232, obs. É. Péchillon ; JCP, 2013, n° 87,
note O. Le Bot ;ADL, 27 déc. 2012,
note S. Slama ; JCP A, 2013, n° 2017,
obs. G. Koubi ou TA
Fort-de-France, 17 oct. 2014, Sect. Fr. OIP, n° 1400673 : D.,
actu., 24 oct. 2014, obs. M. Léna ou CE,
réf., 30 juil. 2015, 392043, OIP-SF et Ordres des avocats au barreau de
Nîmes : à paraître au Bulletin – le dernier arrêt
du Conseil d’État a été rendu après un rejet des demandes formulées par le juge
du fond : TA Nîmes, réf., 17 juil. 2015, n° 1502166]
ou d'un référé mesure-utile [TA
Marseille, 10 janv. 2013, Sect. Fr. OIP, n° 1208146 : AJDA,
2013, p. 80, obs. D. Necib], afin d’obtenir des injonctions
visant à l’amélioration des conditions de détention. Ces décisions permettent
une première recension des injonctions demandées et de celles prescrites par le
juge, et le bilan reste quelque peu décevant, alors que la Cour européenne des
droits de l’Homme a considéré, dans un obiter dictum, que cette
voie des référés administratifs pourrait apparaître comme un recours national
utile pour permettre la contestation des conditions de détention indignes [v. CEDH,
sect. V, 21 mai 2015, Yengo c. France, req. n° 50494/12 ; v.
notre comm. ici].
Surtout, la dernière
ordonnance du Conseil d’État de juillet [préc.]
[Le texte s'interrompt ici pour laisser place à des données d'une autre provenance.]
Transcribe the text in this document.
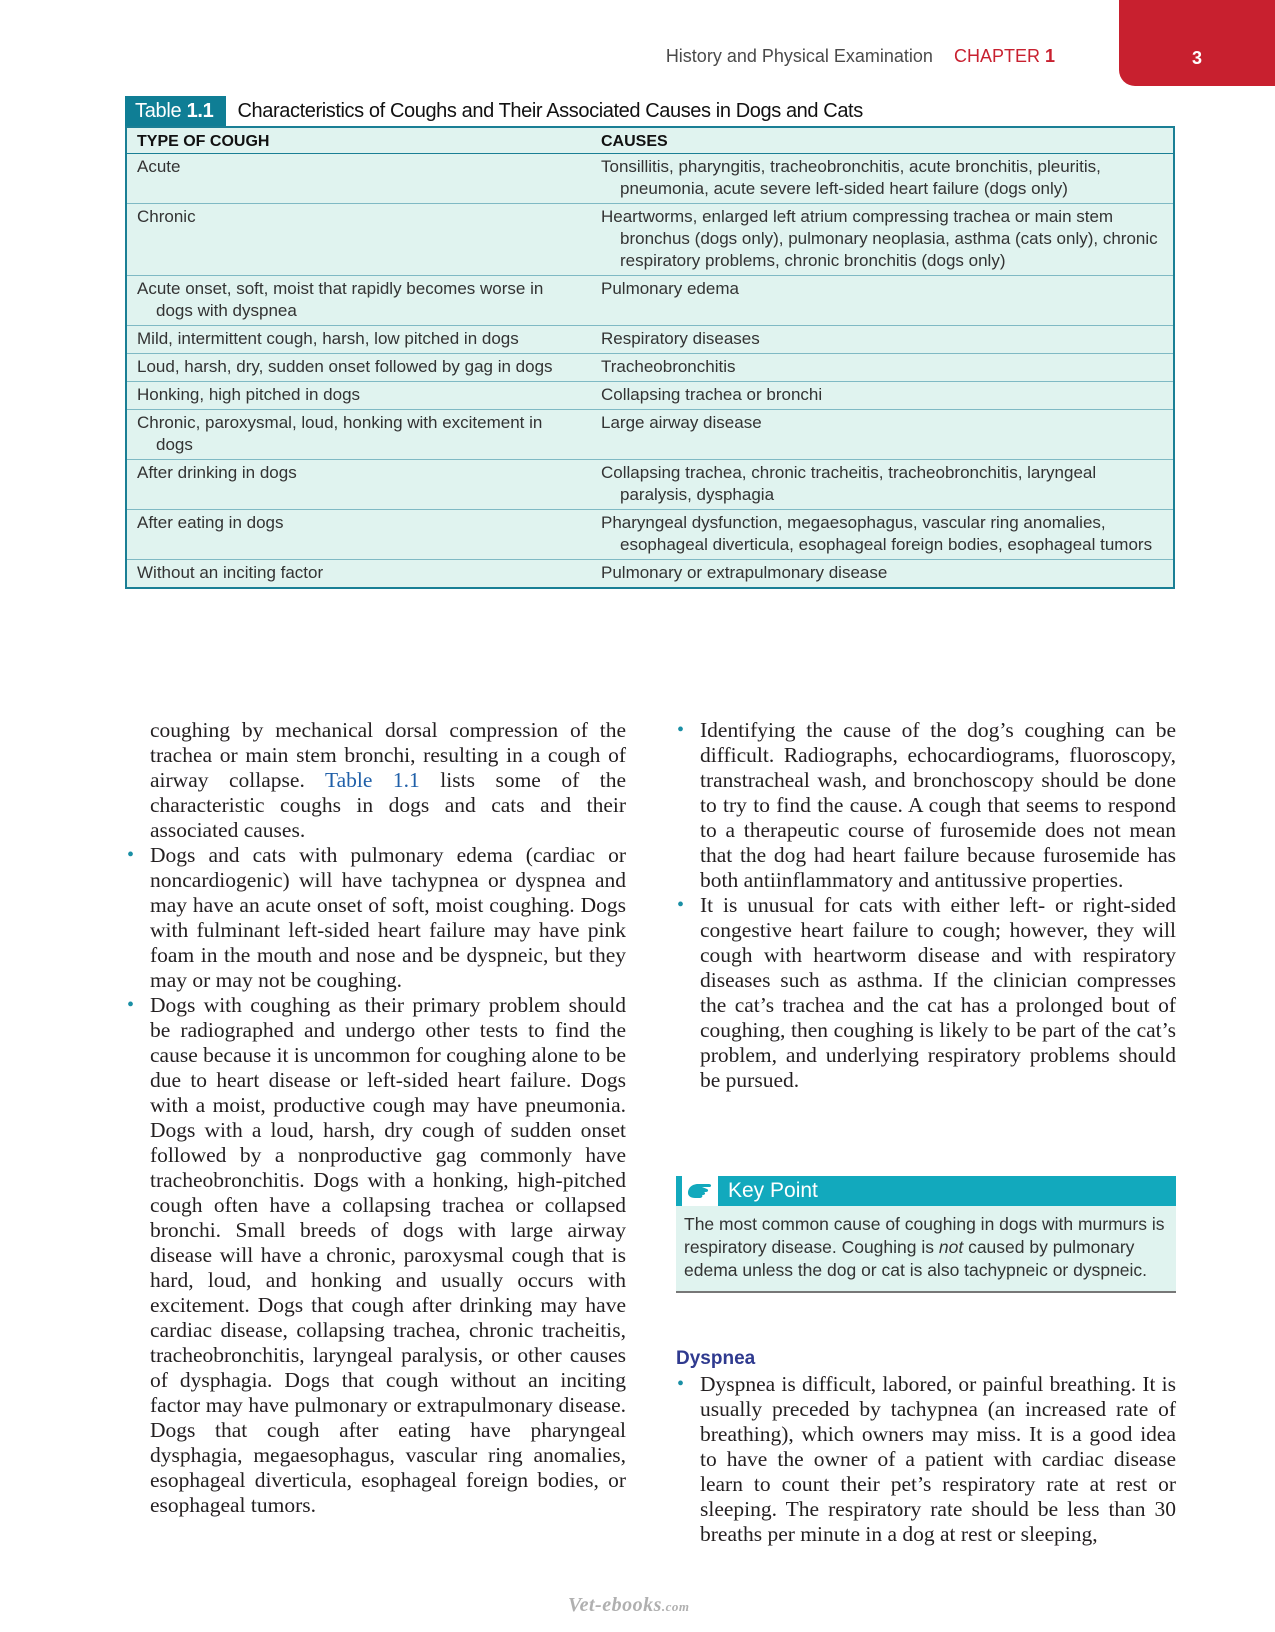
History and Physical Examination CHAPTER 1	3
Table 1.1	Characteristics of Coughs and Their Associated Causes in Dogs and Cats
TYPE OF COUGH	CAUSES

Acute	Tonsillitis, pharyngitis, tracheobronchitis, acute bronchitis, pleuritis, pneumonia, acute severe left-sided heart failure (dogs only)

Chronic	Heartworms, enlarged left atrium compressing trachea or main stem bronchus (dogs only), pulmonary neoplasia, asthma (cats only), chronic respiratory problems, chronic bronchitis (dogs only)

Acute onset, soft, moist that rapidly becomes worse in dogs with dyspnea	Pulmonary edema

Mild, intermittent cough, harsh, low pitched in dogs	Respiratory diseases

Loud, harsh, dry, sudden onset followed by gag in dogs	Tracheobronchitis

Honking, high pitched in dogs	Collapsing trachea or bronchi

Chronic, paroxysmal, loud, honking with excitement in dogs	Large airway disease

After drinking in dogs	Collapsing trachea, chronic tracheitis, tracheobronchitis, laryngeal paralysis, dysphagia

After eating in dogs	Pharyngeal dysfunction, megaesophagus, vascular ring anomalies, esophageal diverticula, esophageal foreign bodies, esophageal tumors

Without an inciting factor	Pulmonary or extrapulmonary disease

coughing by mechanical dorsal compression of the trachea or main stem bronchi, resulting in a cough of airway collapse. Table 1.1 lists some of the characteristic coughs in dogs and cats and their associated causes.

• Dogs and cats with pulmonary edema (cardiac or noncardiogenic) will have tachypnea or dyspnea and may have an acute onset of soft, moist coughing. Dogs with fulminant left-sided heart failure may have pink foam in the mouth and nose and be dyspneic, but they may or may not be coughing.

• Dogs with coughing as their primary problem should be radiographed and undergo other tests to find the cause because it is uncommon for coughing alone to be due to heart disease or left-sided heart failure. Dogs with a moist, productive cough may have pneumonia. Dogs with a loud, harsh, dry cough of sudden onset followed by a nonproductive gag commonly have tracheobronchitis. Dogs with a honking, high-pitched cough often have a collapsing trachea or collapsed bronchi. Small breeds of dogs with large airway disease will have a chronic, paroxysmal cough that is hard, loud, and honking and usually occurs with excitement. Dogs that cough after drinking may have cardiac disease, collapsing trachea, chronic tracheitis, tracheobronchitis, laryngeal paralysis, or other causes of dysphagia. Dogs that cough without an inciting factor may have pulmonary or extrapulmonary disease. Dogs that cough after eating have pharyngeal dysphagia, megaesophagus, vascular ring anomalies, esophageal diverticula, esophageal foreign bodies, or esophageal tumors.

• Identifying the cause of the dog’s coughing can be difficult. Radiographs, echocardiograms, fluoroscopy, transtracheal wash, and bronchoscopy should be done to try to find the cause. A cough that seems to respond to a therapeutic course of furosemide does not mean that the dog had heart failure because furosemide has both antiinflammatory and antitussive properties.

• It is unusual for cats with either left- or right-sided congestive heart failure to cough; however, they will cough with heartworm disease and with respiratory diseases such as asthma. If the clinician compresses the cat’s trachea and the cat has a prolonged bout of coughing, then coughing is likely to be part of the cat’s problem, and underlying respiratory problems should be pursued.

Key Point
The most common cause of coughing in dogs with murmurs is respiratory disease. Coughing is not caused by pulmonary edema unless the dog or cat is also tachypneic or dyspneic.
Dyspnea

• Dyspnea is difficult, labored, or painful breathing. It is usually preceded by tachypnea (an increased rate of breathing), which owners may miss. It is a good idea to have the owner of a patient with cardiac disease learn to count their pet’s respiratory rate at rest or sleeping. The respiratory rate should be less than 30 breaths per minute in a dog at rest or sleeping,

Vet-ebooks.com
consacre une vision restrictive des pouvoirs d’injonction du juge administratif
saisi en référé-liberté, limités à la prescription de « mesures
d'urgence que la situation permet de prendre utilement et à très bref
délai ». En l'espèce, le juge a prononcé des injonctions qui peuvent
apparaître finalement dérisoires [prendre, dans les meilleurs délais, toutes
les mesures qui apparaîtraient de nature à améliorer, dans l'attente d'une
solution pérenne, les conditions matérielles d'installation des détenus durant
la nuit, assurer et améliorer l'accès des détenus aux produits d'entretien des
cellules et à des draps et couvertures propres, doter l'accueil des
familles d'un moyen d'alarme, demander l'autorisation de travaux pour la
modification du système sécurité incendie et réaliser un diagnostic de sécurité
sur le désenfumage de la partie hébergement homme], quand bien même il a noté
par ailleurs la situation « gravement préoccupante » de
l’établissement pénitentiaire au regard de la surpopulation y régnant.
Auparavant en juin, le
Conseil d’État s’était déjà montré rigoureux dans la matière du référé
mesure-utile, annulant l’ordonnance du juge des référés de premier degré [TA
Melun, 19 janvier 2015, OIP, n° 1410906],
qui avait enjoint à l’administration pénitentiaire de détruire le muret
de séparation dans les parloirs de l’établissement de Fresnes [CE,
3 juin 2015, n° 387683 : inédit].
Le Conseil d’État a reproché au juge du premier degré sa motivation,
caractérisant l’urgence par la violation d’une disposition du Code de procédure
pénale, « sans rechercher si
des éléments concrets, propres à l'espèce, étaient susceptibles de caractériser
l'urgence ». Le juge des référés du Tribunal administratif de Melun, à
qui l’affaire a été renvoyée, a adopté la même injonction, en
adoptant une motivation plus conforme aux exigences du Conseil d’État [TA,
15 sept. 2015, OIP, n°1410906].
Dès lors, si le référé mesure-utile n’est donc pas impropre par nature à l’obtention
de meilleures conditions de détention, le Conseil d’État veille au contrôle de
la condition d’urgence, qui ne saurait être appréciée in abstracto, par exemple du fait de la violation de la loi, mais
nécessite une caractérisation in concreto.
Finalement, cette
jurisprudence ne dessine pas de recours spécial
en amélioration des conditions de détention, le référé-liberté comme le référé
mesure-utile restant, en cette matière, soumis aux conditions de droit commun,
le Conseil d’État veillant à leur respect et à interdire toute déformation [cette approche du
Conseil d’État n’est pas sans rappeler celle qu’il suit en matière d’isolement
pénitentiaire, toujours concernant l’usage des référés ; v. sur ce point,
notre comm. ici,
in fine]. S’il y a bien un juge pénitentiaire [M. Guyomar,
« Le juge administratif, juge pénitentiaire » ; in Terres du droit, Mélanges Jegouzo, Dalloz, 2009, p. 471], il œuvre à travers
les actions de droit commun, recours en excès de pouvoir ou référés
administratifs, sans qu’il n’existe, à proprement parler, d’action pénitentiaire.